One particularly notable entity to win sanctions relief in eight years from the EU is the IRGC’s elite Quds force which operates overseas, including working alongside Hezbollah.

However, the Quds force will remain under U.S. sanctions for its terrorism and weapons of mass destruction proliferation activities, Reuters reported.

“The IRGC was behinds hundreds of attacks in Iraq and Afghanistan against American troops. It has also been behind the oppression of the Iranian people domestically, not to mention the support it provides to Hezbollah in Lebanon and the Assad regime in Syria,” Jonathan Schanzer, vice president for research at the Washington-based Foundation for Defense of Democracies, told TheBlaze Monday.

“While the de-listing of IRGC entities is unquestionably disturbing, it’s important to understand that the IRGC dominates the Iranian economy. Any sanctions relief granted to Iran will flow to the IRGC. This is one reason why the proposed deal is so troubling,” said Schanzer, who was previously a terrorism finance analyst at the U.S. Treasury Department.

Besides the Iranian entities, one prominent figure eligible for EU sanctions relief in eight years is Quds commander Qasem Soleimani, according to Reuters:

He has had a high-profile role in advising Shi'ite militia leaders in Iraq as well as the forces of President Bashar al-Assad in Syria.

Also on the list for EU sanctions relief in around eight years is Ahmad Vahidi, a former head of the Guards wanted by Interpol for his alleged role in the 1994 bombing of a Jewish community center in Buenos Aires. Vahidi denies involvement.
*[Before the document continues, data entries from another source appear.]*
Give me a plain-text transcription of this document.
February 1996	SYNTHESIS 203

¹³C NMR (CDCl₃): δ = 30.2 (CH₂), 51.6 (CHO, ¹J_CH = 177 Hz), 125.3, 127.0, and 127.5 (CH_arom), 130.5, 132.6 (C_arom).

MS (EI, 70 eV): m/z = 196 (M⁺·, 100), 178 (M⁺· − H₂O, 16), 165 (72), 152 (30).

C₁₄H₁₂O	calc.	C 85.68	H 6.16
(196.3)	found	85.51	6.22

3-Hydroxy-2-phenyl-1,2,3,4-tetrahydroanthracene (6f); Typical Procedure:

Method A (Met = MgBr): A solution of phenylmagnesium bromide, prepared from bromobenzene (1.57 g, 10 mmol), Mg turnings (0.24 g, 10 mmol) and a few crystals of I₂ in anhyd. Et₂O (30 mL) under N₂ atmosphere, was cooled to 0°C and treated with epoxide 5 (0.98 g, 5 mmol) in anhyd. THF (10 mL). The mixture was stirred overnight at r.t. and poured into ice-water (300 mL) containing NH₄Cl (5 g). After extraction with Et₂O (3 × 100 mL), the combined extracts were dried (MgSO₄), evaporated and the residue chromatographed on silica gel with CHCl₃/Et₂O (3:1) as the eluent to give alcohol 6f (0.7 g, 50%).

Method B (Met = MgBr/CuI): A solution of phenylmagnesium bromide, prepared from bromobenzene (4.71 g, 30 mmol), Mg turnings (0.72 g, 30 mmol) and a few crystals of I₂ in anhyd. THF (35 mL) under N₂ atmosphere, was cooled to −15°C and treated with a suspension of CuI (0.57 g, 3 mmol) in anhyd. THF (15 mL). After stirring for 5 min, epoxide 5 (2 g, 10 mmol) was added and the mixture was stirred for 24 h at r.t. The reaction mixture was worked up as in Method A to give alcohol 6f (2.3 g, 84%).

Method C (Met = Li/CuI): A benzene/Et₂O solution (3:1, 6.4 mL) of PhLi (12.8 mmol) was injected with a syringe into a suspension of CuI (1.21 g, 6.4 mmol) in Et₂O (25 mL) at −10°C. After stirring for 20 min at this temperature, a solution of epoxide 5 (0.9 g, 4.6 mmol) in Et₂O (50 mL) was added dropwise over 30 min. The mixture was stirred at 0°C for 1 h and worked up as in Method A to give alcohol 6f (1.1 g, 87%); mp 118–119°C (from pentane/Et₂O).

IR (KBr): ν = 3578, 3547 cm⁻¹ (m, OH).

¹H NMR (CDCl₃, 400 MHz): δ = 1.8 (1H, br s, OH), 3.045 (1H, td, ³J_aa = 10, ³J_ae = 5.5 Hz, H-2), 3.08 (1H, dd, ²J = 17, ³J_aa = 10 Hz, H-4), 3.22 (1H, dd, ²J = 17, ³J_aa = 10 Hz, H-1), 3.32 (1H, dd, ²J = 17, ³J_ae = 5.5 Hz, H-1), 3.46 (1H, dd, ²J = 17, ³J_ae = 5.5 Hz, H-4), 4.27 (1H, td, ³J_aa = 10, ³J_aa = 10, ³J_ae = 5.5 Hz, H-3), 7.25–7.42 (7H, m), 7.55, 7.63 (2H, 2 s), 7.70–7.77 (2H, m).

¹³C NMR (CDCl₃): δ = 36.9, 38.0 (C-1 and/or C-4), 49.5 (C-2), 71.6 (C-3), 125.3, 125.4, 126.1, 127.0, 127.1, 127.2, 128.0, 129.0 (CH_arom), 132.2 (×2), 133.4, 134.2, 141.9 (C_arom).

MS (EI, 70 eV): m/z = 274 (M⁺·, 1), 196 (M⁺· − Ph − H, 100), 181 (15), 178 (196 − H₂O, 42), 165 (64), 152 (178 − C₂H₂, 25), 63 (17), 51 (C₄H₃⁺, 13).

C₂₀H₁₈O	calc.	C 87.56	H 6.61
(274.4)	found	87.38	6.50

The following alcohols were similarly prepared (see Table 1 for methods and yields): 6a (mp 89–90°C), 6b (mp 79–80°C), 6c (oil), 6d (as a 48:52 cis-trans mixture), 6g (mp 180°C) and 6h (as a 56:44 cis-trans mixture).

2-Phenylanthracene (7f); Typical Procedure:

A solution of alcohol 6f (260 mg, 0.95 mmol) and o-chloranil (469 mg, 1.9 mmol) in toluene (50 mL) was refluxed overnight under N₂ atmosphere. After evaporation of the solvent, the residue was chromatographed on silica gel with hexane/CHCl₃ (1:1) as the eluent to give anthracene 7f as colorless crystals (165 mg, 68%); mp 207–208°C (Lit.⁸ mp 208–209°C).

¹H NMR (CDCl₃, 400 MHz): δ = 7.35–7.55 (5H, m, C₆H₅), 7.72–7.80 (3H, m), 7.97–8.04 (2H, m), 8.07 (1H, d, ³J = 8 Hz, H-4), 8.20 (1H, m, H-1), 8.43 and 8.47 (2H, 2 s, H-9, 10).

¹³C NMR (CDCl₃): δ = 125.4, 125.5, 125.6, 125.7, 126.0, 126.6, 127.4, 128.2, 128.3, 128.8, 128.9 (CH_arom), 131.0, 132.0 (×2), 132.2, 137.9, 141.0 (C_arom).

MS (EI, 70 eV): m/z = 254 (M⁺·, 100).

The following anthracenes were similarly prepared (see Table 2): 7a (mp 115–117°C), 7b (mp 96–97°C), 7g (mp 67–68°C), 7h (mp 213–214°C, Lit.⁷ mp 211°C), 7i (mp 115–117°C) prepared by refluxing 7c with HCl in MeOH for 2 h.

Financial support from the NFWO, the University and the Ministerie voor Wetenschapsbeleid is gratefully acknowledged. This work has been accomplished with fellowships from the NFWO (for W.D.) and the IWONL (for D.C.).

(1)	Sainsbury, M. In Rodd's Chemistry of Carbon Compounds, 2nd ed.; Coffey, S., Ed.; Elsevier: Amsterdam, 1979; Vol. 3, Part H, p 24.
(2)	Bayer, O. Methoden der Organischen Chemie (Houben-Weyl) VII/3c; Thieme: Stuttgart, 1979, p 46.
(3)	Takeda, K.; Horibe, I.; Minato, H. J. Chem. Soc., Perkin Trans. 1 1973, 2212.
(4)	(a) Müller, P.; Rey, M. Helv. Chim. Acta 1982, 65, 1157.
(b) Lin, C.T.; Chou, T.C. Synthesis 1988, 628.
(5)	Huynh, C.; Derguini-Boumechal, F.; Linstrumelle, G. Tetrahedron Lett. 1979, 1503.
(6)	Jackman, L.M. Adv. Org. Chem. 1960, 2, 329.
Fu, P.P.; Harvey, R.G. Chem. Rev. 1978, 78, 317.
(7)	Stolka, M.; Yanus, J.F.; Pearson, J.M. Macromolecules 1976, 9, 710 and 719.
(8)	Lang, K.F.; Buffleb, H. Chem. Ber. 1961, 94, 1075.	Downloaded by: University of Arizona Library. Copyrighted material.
Tablet magazine last month described Soleimani as being “responsible for exporting Iranian terrorism and Iranian-sponsored terrorism — like Hezbollah’s — abroad.”

According to Reuters’, Soleimani will be delisted by the EU for nuclear sanctions, but will still face sanctions linked to the issues of Syria and terrorism.

Another prominent figure on the sanctions relief list is Anis Naccache.

In a Wall Street Journal op-ed Sunday, Hooman Bakhtiar, whose great uncle was once once on Naccache’s hit-list, urged Congress to debate not only the nuclear agreement but also the “nefarious characters whose names would be removed under the deal from Western sanctions lists”:

Consider Anis Naccache, the Lebanese hitman who attempted to assassinate my great uncle Shapour Bakhtiar, Iran’s last prime minister under the shah. On a sweltering July day in 1980, a hit squad of five Lebanese, Iranian and Palestinian assassins led by Mr. Naccache approached a building in the Paris suburb of Neuilly. They posed as journalists, ostensibly to interview Bakhtiar, who had arrived in Paris a year earlier to launch a political campaign against the Islamic Republic before Ayatollah Khomeini’s nascent regime could entrench itself.

Naccache, who was handed a life sentence for the attack, was also once a lieutenant to the Venezuelan terrorist Carlos the Jackal. Naccache was released after 10 years, apparently as part of a deal to secure the release of French hostages in Lebanon.

Reuters noted that some firms will have to wait eight years for EU sanctions relief but will not get any concessions from the U.S.

For example, Bank Saderat Iran (BSI), which has been accused of moving money to Hamas and Hezbollah, will enjoy EU sanctions relief in eight years, but the U.S. will not lift sanctions against it.

Likewise, the Iran Aircraft Manufacturing Company which builds military aircraft and Marine Industries which purchases hardware for the Iranian navy will enjoy EU sanctions relief in eight years, Reuters reported. The U.S. will keep sanctions in place for those entities.

Sen. Bob Corker (R-Tenn.), chairman of the Senate Foreign Relations Committee and a key opponent of the agreement, said in the Republican’s weekly address on Saturday that as Congress evaluates the Iran deal, it must remember that Iran “today remains the leading state sponsor of terrorism in the world.”

“It is the same regime that is responsible for the deaths of hundreds of U.S. troops in Iraq. And it is the same regime that is funding terrorist groups like Hamas and Hezbollah and Syria’s dictator Bashar al Assad,” Corker said.

This story has been updated with comments from the Foundation for Defense of Democracy’s Jonathan Schanzer.